The goal for the LA Olympics should be simple and absolute: swap single-use cups, food containers and plastic bottles for reusable alternatives that are cleaned and reused instead of thrown away. Nothing we use for a few minutes should pollute our environment for hundreds of years.
As Bruins, our campus will be at the center of the 2028 Games. During past games, 40,000 meals were served a day. We must demand that all 40,000 of these meals are using reusables, not single-use plastics.
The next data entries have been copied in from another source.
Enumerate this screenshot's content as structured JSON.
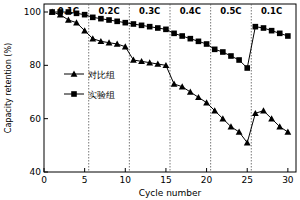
{
  "chart_data": {
    "type": "line",
    "x_label": "Cycle number",
    "y_label": "Capacity retention (%)",
    "x": [
      1,
      2,
      3,
      4,
      5,
      6,
      7,
      8,
      9,
      10,
      11,
      12,
      13,
      14,
      15,
      16,
      17,
      18,
      19,
      20,
      21,
      22,
      23,
      24,
      25,
      26,
      27,
      28,
      29,
      30
    ],
    "series": [
      {
        "name": "对比组",
        "color": "#000000",
        "marker": "triangle",
        "line_style": "solid",
        "values": [
          100,
          99,
          97,
          96,
          93,
          90,
          89,
          88.5,
          88,
          87,
          82,
          81.5,
          81,
          80.5,
          80,
          73,
          72,
          70,
          68,
          66,
          63,
          60,
          57,
          55,
          51,
          62,
          63,
          60,
          57,
          55
        ]
      },
      {
        "name": "实验组",
        "color": "#000000",
        "marker": "square",
        "line_style": "solid",
        "values": [
          100,
          100,
          100,
          99.5,
          99,
          98,
          97.5,
          97,
          96.5,
          96,
          95.5,
          95,
          94.5,
          94,
          93.5,
          92,
          91,
          90,
          89,
          88,
          86,
          85,
          83.5,
          82,
          79,
          94.5,
          94,
          93,
          92,
          91
        ]
      }
    ],
    "annotations": [
      {
        "text": "0.1C",
        "start": 0.5,
        "end": 5.5
      },
      {
        "text": "0.2C",
        "start": 5.5,
        "end": 10.5
      },
      {
        "text": "0.3C",
        "start": 10.5,
        "end": 15.5
      },
      {
        "text": "0.4C",
        "start": 15.5,
        "end": 20.5
      },
      {
        "text": "0.5C",
        "start": 20.5,
        "end": 25.5
      },
      {
        "text": "0.1C",
        "start": 25.5,
        "end": 30.5
      }
    ],
    "xlim": [
      0,
      31
    ],
    "xticks": [
      0,
      5,
      10,
      15,
      20,
      25,
      30
    ],
    "ylim": [
      40,
      103
    ],
    "yticks": [
      40,
      60,
      80,
      100
    ],
    "grid": false,
    "legend": "center left"
  }
}
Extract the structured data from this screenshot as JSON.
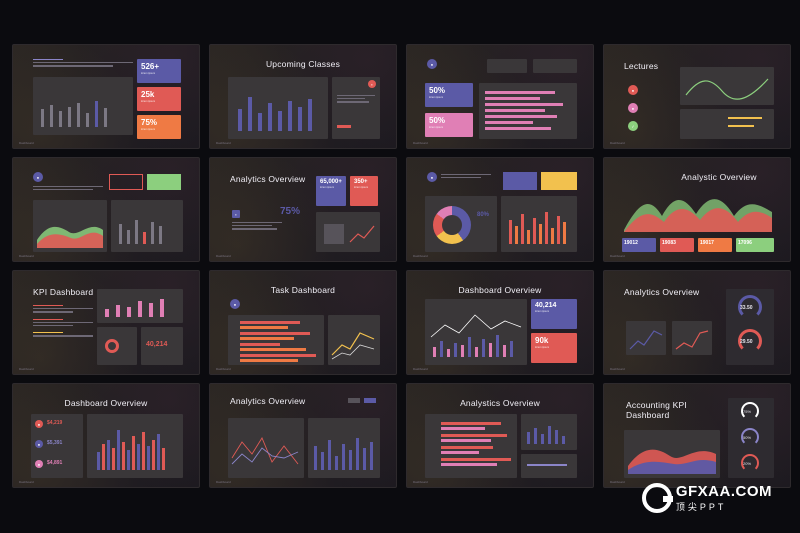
{
  "slides": [
    {
      "title": "",
      "cards": [
        "526+",
        "25k",
        "75%"
      ]
    },
    {
      "title": "Upcoming Classes"
    },
    {
      "title": "",
      "cards": [
        "50%",
        "50%"
      ]
    },
    {
      "title": "Lectures"
    },
    {
      "title": ""
    },
    {
      "title": "Analytics Overview",
      "cards": [
        "65,000+",
        "350+",
        "75%"
      ]
    },
    {
      "title": "",
      "cards": [
        "80%"
      ]
    },
    {
      "title": "Analystic Overview",
      "cards": [
        "19012",
        "19083",
        "19017",
        "17096"
      ]
    },
    {
      "title": "KPI Dashboard",
      "cards": [
        "40,214"
      ]
    },
    {
      "title": "Task Dashboard"
    },
    {
      "title": "Dashboard Overview",
      "cards": [
        "40,214",
        "90k"
      ]
    },
    {
      "title": "Analytics Overview",
      "cards": [
        "33.50",
        "29.50"
      ]
    },
    {
      "title": "Dashboard Overview",
      "cards": [
        "$4,219",
        "$5,391",
        "$4,891"
      ]
    },
    {
      "title": "Analytics Overview"
    },
    {
      "title": "Analystics Overview"
    },
    {
      "title": "Accounting KPI Dashboard",
      "cards": [
        "75%",
        "50%",
        "20%"
      ]
    }
  ],
  "footer_text": "Dashboard",
  "watermark": {
    "main": "GFXAA.COM",
    "sub": "顶尖PPT"
  },
  "colors": {
    "background": "#0b0b0f",
    "purple": "#5b5aa6",
    "red": "#e05a55",
    "orange": "#ef7a44",
    "pink": "#e07fb5",
    "yellow": "#f2c14e",
    "green": "#8ccf7e"
  }
}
UCLA already has reusables in ASUCLA dining locations, but our efforts are still far from complete. As students, we have the power to call for change. We must call for the IOC and 2028 Olympics organizers to commit to eliminating the need for single-use plastics entirely.
It is time to ensure the LA legacy is one of environmental sustainability, not plastic pollution. We should not have to choose between world-class athletics and a healthy planet. Signing the Make the LA Olympics Plastic-Free petition is a perfect example of how we can call on the IOC to reduce waste on our campus and across LA.
Amélie Le Prevost is a second-year marine biology student.